At first blush, this sounds prefer it could be double-dipping. But let’s check out the brand new IRS guidelines.
As identified in one other query, within the U.S. we are able to now use a Qualified Tuition Program (QTP, e.g. a Section 529 Plan) to pay student loans as a professional training expense – as much as a lifetime most of $10,000 per individual and supplied your state accepts the brand new guidelines (mine does). The newly launched IRS Publication 970 for the 2019 tax 12 months gives some good data, nevertheless it glosses over sure particulars. I even known as the IRS and tried to ask for clarification, and the rep admitted that she could not discover any solutions as a result of it is nonetheless too new. I’ll periodically attempt to get the IRS to conjure up an official reply, however I’m hoping that somebody can both shoot holes in my beneath state of affairs or present extra assist for it being legitimate.
From the 2019 Publication 970:
You can’t deduct as curiosity on a student loan any quantity paid from a
distribution of earnings constructed from a professional tuition program (QTP)
after 2018 to the extent the earnings are handled as tax free as a result of
they have been used to pay student loan curiosity.
So student loan curiosity paid from the earnings portion of a QTP distribution can not even be used for the student loan curiosity deduction – i.e. “No Double Benefit Allowed”. But it appears (from a 1099-Q) that the earnings portion on a short-term turnaround could be comparatively low (~10% of the distribution, in my case of getting a small seed steadiness). I interpret this to imply that my whole student loan curiosity paid (on the Student Loan Interest Deduction Worksheet will be calculated because the smallest of the next:
- $2500 (most allowed)
- reported paid student loan curiosity (from 1098-E Box 1)
- whole student loan funds minus QTP distribution earnings (1099-Q Box 2) used to pay student loans
Determining the final quantity requires a little bit of spreadsheet-fu however is doable to have the ability to show that I’m not double-dipping per tax legislation. This makes the next state of affairs believable:
- Make a $333 QTP contribution, to depend as a state earnings tax deduction ($4000 max per individual for my state / 12 months)
- Make a $500 student loan fee, the place $300 applies to curiosity and $200 applies to principal
- Take a $333 QTP distribution a number of days later, little or no of which might be earnings
- Include the $300 curiosity portion within the following tax season’s student loan curiosity deduction
- Claim the complete $2500 student loan curiosity deduction from federal earnings tax (and state, they begin with my federal AGI)

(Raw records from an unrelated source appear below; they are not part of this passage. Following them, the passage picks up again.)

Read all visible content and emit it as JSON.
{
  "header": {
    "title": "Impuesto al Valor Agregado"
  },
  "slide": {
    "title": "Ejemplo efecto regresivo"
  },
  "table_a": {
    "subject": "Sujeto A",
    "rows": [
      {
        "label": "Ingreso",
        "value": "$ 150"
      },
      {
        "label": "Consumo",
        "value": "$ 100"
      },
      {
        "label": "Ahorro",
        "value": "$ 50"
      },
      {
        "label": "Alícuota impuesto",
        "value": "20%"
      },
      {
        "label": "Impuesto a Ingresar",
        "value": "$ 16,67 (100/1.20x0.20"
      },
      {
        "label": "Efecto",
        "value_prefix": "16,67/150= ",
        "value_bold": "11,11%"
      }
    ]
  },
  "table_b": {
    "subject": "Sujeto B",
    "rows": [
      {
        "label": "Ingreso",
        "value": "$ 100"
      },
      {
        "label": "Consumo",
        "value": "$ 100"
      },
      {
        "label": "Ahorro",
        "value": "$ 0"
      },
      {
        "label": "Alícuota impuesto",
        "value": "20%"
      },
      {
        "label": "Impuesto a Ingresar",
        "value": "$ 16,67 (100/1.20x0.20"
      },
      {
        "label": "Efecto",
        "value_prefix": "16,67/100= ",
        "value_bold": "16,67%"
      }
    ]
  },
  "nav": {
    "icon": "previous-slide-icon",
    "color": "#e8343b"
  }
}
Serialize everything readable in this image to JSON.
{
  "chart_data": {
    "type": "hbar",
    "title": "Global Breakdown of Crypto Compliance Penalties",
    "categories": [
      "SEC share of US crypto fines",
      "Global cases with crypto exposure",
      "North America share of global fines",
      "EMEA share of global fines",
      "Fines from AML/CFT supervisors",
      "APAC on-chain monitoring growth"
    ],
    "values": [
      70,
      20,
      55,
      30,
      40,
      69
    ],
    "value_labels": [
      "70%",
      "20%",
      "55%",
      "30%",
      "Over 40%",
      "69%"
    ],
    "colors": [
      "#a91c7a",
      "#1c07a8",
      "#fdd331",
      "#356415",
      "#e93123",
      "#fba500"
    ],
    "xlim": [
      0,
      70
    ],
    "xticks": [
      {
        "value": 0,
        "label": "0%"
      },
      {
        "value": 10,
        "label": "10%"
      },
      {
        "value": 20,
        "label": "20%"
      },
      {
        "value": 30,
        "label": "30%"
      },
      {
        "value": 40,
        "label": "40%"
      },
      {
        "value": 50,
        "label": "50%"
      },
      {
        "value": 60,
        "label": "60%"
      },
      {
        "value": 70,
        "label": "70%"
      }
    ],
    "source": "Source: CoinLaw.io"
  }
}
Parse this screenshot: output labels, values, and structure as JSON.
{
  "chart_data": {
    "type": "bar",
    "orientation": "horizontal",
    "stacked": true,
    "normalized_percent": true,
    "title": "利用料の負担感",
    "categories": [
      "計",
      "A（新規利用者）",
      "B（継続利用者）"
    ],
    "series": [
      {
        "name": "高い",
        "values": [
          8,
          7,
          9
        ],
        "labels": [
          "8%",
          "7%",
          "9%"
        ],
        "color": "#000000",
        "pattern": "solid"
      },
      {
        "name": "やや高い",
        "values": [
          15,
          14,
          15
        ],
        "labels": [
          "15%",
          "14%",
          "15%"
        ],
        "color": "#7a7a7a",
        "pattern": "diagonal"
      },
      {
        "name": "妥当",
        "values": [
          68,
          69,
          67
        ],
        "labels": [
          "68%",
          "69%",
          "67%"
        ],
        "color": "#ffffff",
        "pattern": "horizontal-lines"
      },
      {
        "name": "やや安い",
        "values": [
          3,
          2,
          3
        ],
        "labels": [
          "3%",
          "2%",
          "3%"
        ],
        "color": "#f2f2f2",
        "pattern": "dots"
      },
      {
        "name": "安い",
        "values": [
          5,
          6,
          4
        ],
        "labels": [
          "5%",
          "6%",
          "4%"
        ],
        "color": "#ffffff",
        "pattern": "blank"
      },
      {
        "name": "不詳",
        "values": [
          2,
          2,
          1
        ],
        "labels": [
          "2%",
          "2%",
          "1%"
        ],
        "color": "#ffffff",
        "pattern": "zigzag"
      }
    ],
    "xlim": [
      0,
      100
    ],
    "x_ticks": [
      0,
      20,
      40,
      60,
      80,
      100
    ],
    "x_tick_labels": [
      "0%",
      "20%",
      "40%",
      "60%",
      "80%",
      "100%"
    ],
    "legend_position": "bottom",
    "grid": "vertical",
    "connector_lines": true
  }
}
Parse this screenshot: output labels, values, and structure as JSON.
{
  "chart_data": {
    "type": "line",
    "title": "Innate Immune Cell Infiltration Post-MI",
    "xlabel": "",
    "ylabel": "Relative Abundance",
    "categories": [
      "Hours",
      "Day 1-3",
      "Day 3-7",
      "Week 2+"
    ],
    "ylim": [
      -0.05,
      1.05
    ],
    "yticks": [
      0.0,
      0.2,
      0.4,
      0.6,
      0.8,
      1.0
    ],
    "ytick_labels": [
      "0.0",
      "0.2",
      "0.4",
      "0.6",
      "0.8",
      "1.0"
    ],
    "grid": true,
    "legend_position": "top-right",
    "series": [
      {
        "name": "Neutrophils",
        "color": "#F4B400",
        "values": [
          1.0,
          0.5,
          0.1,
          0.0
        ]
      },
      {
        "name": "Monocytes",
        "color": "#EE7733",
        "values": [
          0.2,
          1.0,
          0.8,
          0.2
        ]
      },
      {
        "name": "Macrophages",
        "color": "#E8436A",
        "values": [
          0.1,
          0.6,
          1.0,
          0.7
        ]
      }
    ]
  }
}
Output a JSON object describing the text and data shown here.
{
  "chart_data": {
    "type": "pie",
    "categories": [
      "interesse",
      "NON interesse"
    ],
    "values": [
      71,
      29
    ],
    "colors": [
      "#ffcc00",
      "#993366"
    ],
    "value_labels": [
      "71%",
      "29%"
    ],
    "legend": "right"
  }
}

- Claim the complete $4000 QTP contribution deduction from state earnings tax
- Not get fined for tax evasion – I’m simply saving cash by legally dancing the tax dance utilizing all of the numbers which can be reported to the IRS and the state
I understand that there might be little-to-no positive aspects from having the cash within the 529 plan for such a brief period of time (and a few danger of loss), and that is is not in any respect how 529 plans have been initially designed for use. But I’m already utilizing precisely this 529-as-a-proxy to successfully deduct my daughter’s personal faculty tuition from state earnings tax, after 529 plans have been expanded a pair years in the past to additionally enable Ok-12 tuition. I maintain a small steadiness in a conservative-growth 529 account in her identify (which has accrued some small progress as a bonus), month-to-month contribute the quantity of her tuition, and every week later withdraw the identical quantity. The account additionally has an aggressive-growth partition for her future faculty financial savings, however that is not related to the above dialogue.
Perhaps that is authorized however prone to set off a tax audit, which could not be definitely worth the ~$100 it will achieve me on my state earnings tax return.
I’d additionally prefer to know whether or not QTPs can be utilized to pay for refinanced/consolidated student loans, however I’ll ask that query in a separate thread.
Edit: I simply received my first 1099-Q from utilizing the 529 account final 12 months on my daughter’s tuition (talked about above), and it seems like I misunderstood the earnings key phrase. It does not apply to the complete 529 distribution however particularly simply the gained/earned worth from what sits within the account. I up to date the above state of affairs accordingly.
Edit: After greater than an hour on the cellphone with an IRS rep, I a minimum of received her to acknowledge that the brand new Publication 970 is probably not sufficiently clear. Further, she had a newly-updated software that included a imprecise remark about QTP distributions with no indication of what worth to subtract from what. The name mainly ended with “I’ll recommend a clarification at our next meeting. Thank you for the feedback, but I can’t make a ruling on tax law.”